The project won participation in the International Emerging Film Talent Association’s mentorship programme and UNFPA award, comprising fees and travel for an educational programme.
This year’s selection also included Yousry Nasrallah’s drama The Legend Of Zeinab And Noah about a teenage girl who steals her mother’s dead body in a bid to stop her final burial. Nasrallah plans to work with young non-professional actors. The director’s pitch transformed into a mini masterclass as young producers and filmmakers in the pitching session quizzed the director about other aspects of his filmmaking and method.
He revealed that the look of the film would be informed by the paintings of French artist Henri Rousseau. “The real source of inspiration will be the paintings of Rousseau and this very naïve yet sophisticated universe where imagination and realism come together, explained the director. “There’s always some kind of visual influence in my work that I resort to for some type of coherence.”
The project also won multiple prizes including the $10,000 Lagoonie cash award and $10,000 Mad-Ergo distribution award as well as post-production and marketing support.
The project is being produced Ali El Arabi under the banner of his Ambient Light.

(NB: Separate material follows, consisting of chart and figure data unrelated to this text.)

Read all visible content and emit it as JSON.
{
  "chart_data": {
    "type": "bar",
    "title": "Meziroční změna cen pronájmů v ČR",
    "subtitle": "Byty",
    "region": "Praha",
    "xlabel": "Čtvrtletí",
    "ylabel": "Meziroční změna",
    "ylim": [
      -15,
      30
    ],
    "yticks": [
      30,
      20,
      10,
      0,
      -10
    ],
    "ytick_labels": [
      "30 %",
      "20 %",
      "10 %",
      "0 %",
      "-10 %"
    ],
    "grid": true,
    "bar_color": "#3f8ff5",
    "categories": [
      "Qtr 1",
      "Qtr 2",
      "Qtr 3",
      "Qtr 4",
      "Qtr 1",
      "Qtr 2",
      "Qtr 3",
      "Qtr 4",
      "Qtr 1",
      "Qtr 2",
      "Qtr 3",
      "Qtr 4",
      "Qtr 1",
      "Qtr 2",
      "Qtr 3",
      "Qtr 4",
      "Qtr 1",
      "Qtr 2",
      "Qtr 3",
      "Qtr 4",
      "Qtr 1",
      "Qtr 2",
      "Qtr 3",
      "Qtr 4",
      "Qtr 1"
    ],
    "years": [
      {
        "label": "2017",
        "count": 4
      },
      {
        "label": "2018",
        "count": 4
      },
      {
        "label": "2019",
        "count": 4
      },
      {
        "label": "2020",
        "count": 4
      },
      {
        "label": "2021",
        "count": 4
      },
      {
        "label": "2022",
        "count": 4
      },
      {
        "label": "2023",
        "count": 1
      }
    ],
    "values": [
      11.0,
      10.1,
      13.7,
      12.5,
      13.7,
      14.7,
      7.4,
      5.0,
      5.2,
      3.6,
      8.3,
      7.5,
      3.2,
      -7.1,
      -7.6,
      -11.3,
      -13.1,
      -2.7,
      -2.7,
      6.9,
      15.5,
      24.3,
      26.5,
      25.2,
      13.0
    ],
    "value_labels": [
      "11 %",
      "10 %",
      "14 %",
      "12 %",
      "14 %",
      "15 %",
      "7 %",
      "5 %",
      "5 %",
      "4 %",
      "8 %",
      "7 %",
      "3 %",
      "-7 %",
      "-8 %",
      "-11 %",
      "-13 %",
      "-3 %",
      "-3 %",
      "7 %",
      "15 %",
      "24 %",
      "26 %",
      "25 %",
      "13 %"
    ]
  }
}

In other awards, Jordanian Berlin-based director and producer Rand Beiruty won the Arab Cinema Center prize for her documentary Tell Them About Us, following young Arab, Roma and Kurdish girls growing up on provincial Germany. She will now participate in the International Film Festival Rotterdam’s Rotterdam Lab, a five-day programme aimed at emerging producers which will take place online this year.
The Cairo Industry Days are managed by Aliaa Zaky with the support of the Cairo-based Arab Cinema Center. The Cairo Film Connection was managed by Mariame Deghedi.